Es verdad verdadera que no hay una transición política igual a otra. En realidad, no hay un fenómeno político igual a otro. Es más, no hay ningún ente o acontecimiento igual a otro. Además de lo que tienen en común, puede ser mucho, muchísimo, acaece que hay algún elemento que los distingue y puede ser el que da lugar a la mutación. Teodoro Petkoff siempre cita, al respecto, las inusitadas Tesis de Abril de Lenin que, contra toda ortodoxia política marxista, tanto que en su partido lo llamaban “el loco”, transformó la vieja Rusia y una gran parte del futuro del mundo. Vio una combinación de variables que él solo atisbó. Y el gran Pompeyo Márquez, de los principales líderes del 58, juraba un mes antes de la caída de Pérez Jiménez que esta duraría años; por eso luego hizo suya la consigna que todas las transiciones políticas eran distintas y que no se podían cocinar a priori teóricamente. Althusser forjó una categoría, la sobrederterminación, para esos elementos circunstanciales que hacían cuajar o no las supuestamente ineluctables leyes del materialismo histórico, en cuya certeza absoluta creían los estalinistas. Y probablemente Chávez no hubiese llegado al poder si Irene Sáez y los que los ambiciosos que la sucedieron en la carrera presidencial no hubiesen trastabillado a cada paso que daban, como en una comedia del burlesco americano.
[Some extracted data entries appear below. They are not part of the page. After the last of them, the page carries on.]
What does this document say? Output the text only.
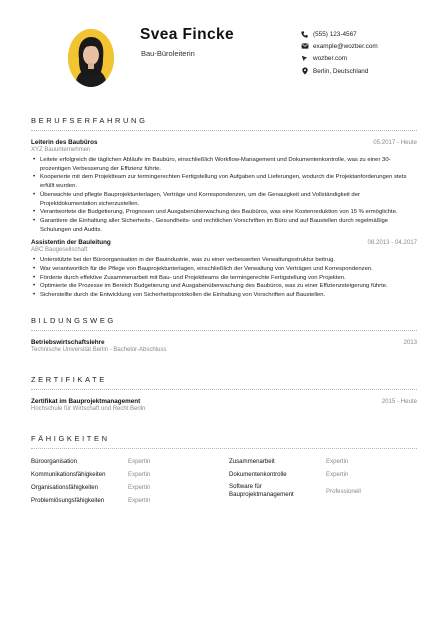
Svea Fincke
Bau-Büroleiterin
(555) 123-4567
example@wozber.com
wozber.com
Berlin, Deutschland
BERUFSERFAHRUNG
Leiterin des Baubüros	05.2017 - Heute
XYZ Bauunternehmen
• Leitete erfolgreich die täglichen Abläufe im Baubüro, einschließlich Workflow-Management und Dokumentenkontrolle, was zu einer 30-prozentigen Verbesserung der Effizienz führte.
• Kooperierte mit dem Projektteam zur termingerechten Fertigstellung von Aufgaben und Lieferungen, wodurch die Projektanforderungen stets erfüllt wurden.
• Überwachte und pflegte Bauprojektunterlagen, Verträge und Korrespondenzen, um die Genauigkeit und Vollständigkeit der Projektdokumentation sicherzustellen.
• Verantwortete die Budgetierung, Prognosen und Ausgabenüberwachung des Baubüros, was eine Kostenreduktion von 15 % ermöglichte.
• Garantiere die Einhaltung aller Sicherheits-, Gesundheits- und rechtlichen Vorschriften im Büro und auf Baustellen durch regelmäßige Schulungen und Audits.
Assistentin der Bauleitung	08.2013 - 04.2017
ABC Baugesellschaft
• Unterstützte bei der Büroorganisation in der Bauindustrie, was zu einer verbesserten Verwaltungsstruktur beitrug.
• War verantwortlich für die Pflege von Bauprojektunterlagen, einschließlich der Verwaltung von Verträgen und Korrespondenzen.
• Förderte durch effektive Zusammenarbeit mit Bau- und Projektteams die termingerechte Fertigstellung von Projekten.
• Optimierte die Prozesse im Bereich Budgetierung und Ausgabenüberwachung des Baubüros, was zu einer Effizienzsteigerung führte.
• Sicherstellte durch die Entwicklung von Sicherheitsprotokollen die Einhaltung von Vorschriften auf Baustellen.
BILDUNGSWEG
Betriebswirtschaftslehre	2013
Technische Universität Berlin - Bachelor-Abschluss
ZERTIFIKATE
Zertifikat im Bauprojektmanagement	2015 - Heute
Hochschule für Wirtschaft und Recht Berlin
FÄHIGKEITEN
Büroorganisation	Expertin	Zusammenarbeit	Expertin
Kommunikationsfähigkeiten	Expertin	Dokumentenkontrolle	Expertin
Organisationsfähigkeiten	Expertin	Software für Bauprojektmanagement	Professionell
Problemlösungsfähigkeiten	Expertin
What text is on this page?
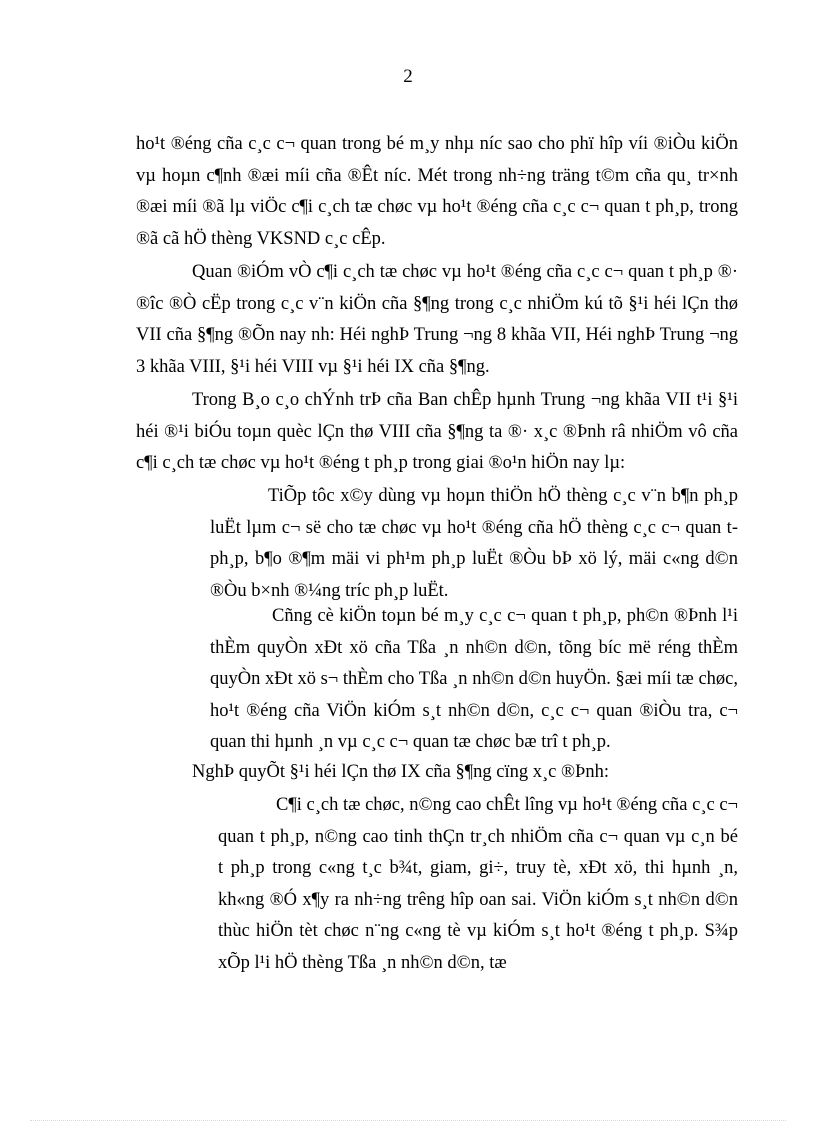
2

ho¹t ®éng cña c¸c c¬ quan trong bé m¸y nhµ níc sao cho phï hîp víi ®iÒu kiÖn vµ hoµn c¶nh ®æi míi cña ®Êt níc. Mét trong nh÷ng träng t©m cña qu¸ tr×nh ®æi míi ®ã lµ viÖc c¶i c¸ch tæ chøc vµ ho¹t ®éng cña c¸c c¬ quan t ph¸p, trong ®ã cã hÖ thèng VKSND c¸c cÊp.

Quan ®iÓm vÒ c¶i c¸ch tæ chøc vµ ho¹t ®éng cña c¸c c¬ quan t ph¸p ®· ®îc ®Ò cËp trong c¸c v¨n kiÖn cña §¶ng trong c¸c nhiÖm kú tõ §¹i héi lÇn thø VII cña §¶ng ®Õn nay nh: Héi nghÞ Trung ¬ng 8 khãa VII, Héi nghÞ Trung ¬ng 3 khãa VIII, §¹i héi VIII vµ §¹i héi IX cña §¶ng.

Trong B¸o c¸o chÝnh trÞ cña Ban chÊp hµnh Trung ¬ng khãa VII t¹i §¹i héi ®¹i biÓu toµn quèc lÇn thø VIII cña §¶ng ta ®· x¸c ®Þnh râ nhiÖm vô cña c¶i c¸ch tæ chøc vµ ho¹t ®éng t ph¸p trong giai ®o¹n hiÖn nay lµ:

TiÕp tôc x©y dùng vµ hoµn thiÖn hÖ thèng c¸c v¨n b¶n ph¸p luËt lµm c¬ së cho tæ chøc vµ ho¹t ®éng cña hÖ thèng c¸c c¬ quan t ph¸p, b¶o ®¶m mäi vi ph¹m ph¸p luËt ®Òu bÞ xö lý, mäi c«ng d©n ®Òu b×nh ®¼ng tríc ph¸p luËt.

Cñng cè kiÖn toµn bé m¸y c¸c c¬ quan t ph¸p, ph©n ®Þnh l¹i thÈm quyÒn xÐt xö cña Tßa ¸n nh©n d©n, tõng bíc më réng thÈm quyÒn xÐt xö s¬ thÈm cho Tßa ¸n nh©n d©n huyÖn. §æi míi tæ chøc, ho¹t ®éng cña ViÖn kiÓm s¸t nh©n d©n, c¸c c¬ quan ®iÒu tra, c¬ quan thi hµnh ¸n vµ c¸c c¬ quan tæ chøc bæ trî t ph¸p.

NghÞ quyÕt §¹i héi lÇn thø IX cña §¶ng cïng x¸c ®Þnh:

C¶i c¸ch tæ chøc, n©ng cao chÊt lîng vµ ho¹t ®éng cña c¸c c¬ quan t ph¸p, n©ng cao tinh thÇn tr¸ch nhiÖm cña c¬ quan vµ c¸n bé t ph¸p trong c«ng t¸c b¾t, giam, gi÷, truy tè, xÐt xö, thi hµnh ¸n, kh«ng ®Ó x¶y ra nh÷ng trêng hîp oan sai. ViÖn kiÓm s¸t nh©n d©n thùc hiÖn tèt chøc n¨ng c«ng tè vµ kiÓm s¸t ho¹t ®éng t ph¸p. S¾p xÕp l¹i hÖ thèng Tßa ¸n nh©n d©n, tæ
Las aparentes perogrulladas anteriores para decir que la sensatez dice que este es un gobierno sin aliento, sin un logro económico o social a su favor, sin pueblo, aborrecido planetariamente, es casi un muerto viviente, pero no se desmorona montado en las bayonetas de un puñado de generales domesticados y corruptos. Falta encontrar la llave de los campos, que debe estar perdida por ahí no más. Y va a aparecer si tenemos la tenacidad para no cesar de buscarla. Ojalá sirva el cambio de año para mejorar nuestra apagada energía opositora.
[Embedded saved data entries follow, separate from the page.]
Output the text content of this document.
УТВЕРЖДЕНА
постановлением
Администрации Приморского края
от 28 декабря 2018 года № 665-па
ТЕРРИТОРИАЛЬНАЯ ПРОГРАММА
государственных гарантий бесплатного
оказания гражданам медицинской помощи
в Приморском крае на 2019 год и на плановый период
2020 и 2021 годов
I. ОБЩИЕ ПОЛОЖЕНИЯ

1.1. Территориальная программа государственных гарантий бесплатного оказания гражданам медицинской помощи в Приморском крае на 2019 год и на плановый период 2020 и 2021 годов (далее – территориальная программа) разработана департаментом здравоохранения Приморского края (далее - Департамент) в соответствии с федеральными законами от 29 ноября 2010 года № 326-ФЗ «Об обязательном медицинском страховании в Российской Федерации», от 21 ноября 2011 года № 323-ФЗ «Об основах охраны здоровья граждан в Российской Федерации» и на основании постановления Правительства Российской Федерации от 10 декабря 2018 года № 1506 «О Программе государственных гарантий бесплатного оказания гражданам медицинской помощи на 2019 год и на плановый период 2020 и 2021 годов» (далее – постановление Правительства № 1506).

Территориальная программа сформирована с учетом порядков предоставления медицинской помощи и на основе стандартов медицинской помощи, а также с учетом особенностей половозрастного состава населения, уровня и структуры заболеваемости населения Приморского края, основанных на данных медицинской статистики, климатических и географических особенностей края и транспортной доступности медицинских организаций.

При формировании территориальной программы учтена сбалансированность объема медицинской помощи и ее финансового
Mañana comienza una semana que debería ser candente. Se instala la nueva Asamblea producto de una de las elecciones más descaradamente fraudulentas de nuestra historia. Sopotocientos chavistas, cuatro gatos de la mesita y algunos alacranes producto del 30% del padrón electoral, en muchos casos “llevados” a votar. Y, carta ya jugada, la Asamblea constitucional, fragmentada a patadas, anulada vilmente al nacer, sigue considerándose –con razones contundentes– el único poder legítimo del país y como tal no renuncia a ejercerlo, aunque sea simbólicamente. Con variantes continúa el país desangrándose, partido en dos, que venimos viviendo, ahora más peligrosamente, porque el mismísimo Maduro ha dicho que se “acabó la guachafita” y va a arremeter contra el poder paralelo. Lo cual quiere decir que puede hacer cualquier cosa, ya se sabe que puede ser atroz.

Por su parte, la Asamblea legítima ya se ha reafirmado como la única válida y va a prolongar sus funciones. Desprovista de armamentos y solo asistida de razones le toca dar una lucha valerosa y enormemente desigual.

Queda por verse lo que hará la opinión internacional democrática que ha tenido una beligerancia de la que cuesta encontrar antecedentes con otras dictaduras y que en esta vuelta del camino no están demasiado claras. Borrell ha dicho que la Europa unida está clara en desconocer las elecciones parlamentarias chavistas, pero no en el estatus de presidente interino de Guaidó y que se reunirá esta misma semana para aclararlo. De Biden se dice que dice, pero nada está claro; acaso solo es convincente la expectativa que hará una estrategia más sensata y a lo mejor más efectiva, quién quita que aliado con Europa, distinta a las disfuncionalidades y desplantes verbales de Trump. América Latina, que ve mover su geografía política a cada rato, sigue básicamente del lado bueno del asunto. Tampoco hay que perder de vista a los nuevos aliados de la tiranía, tiranos ellos mismos y algunos con no pocos músculos.

No queda sino esperar que se dé la partida y se muevan las piezas. Tratar de predecir hoy es sumamente insensato.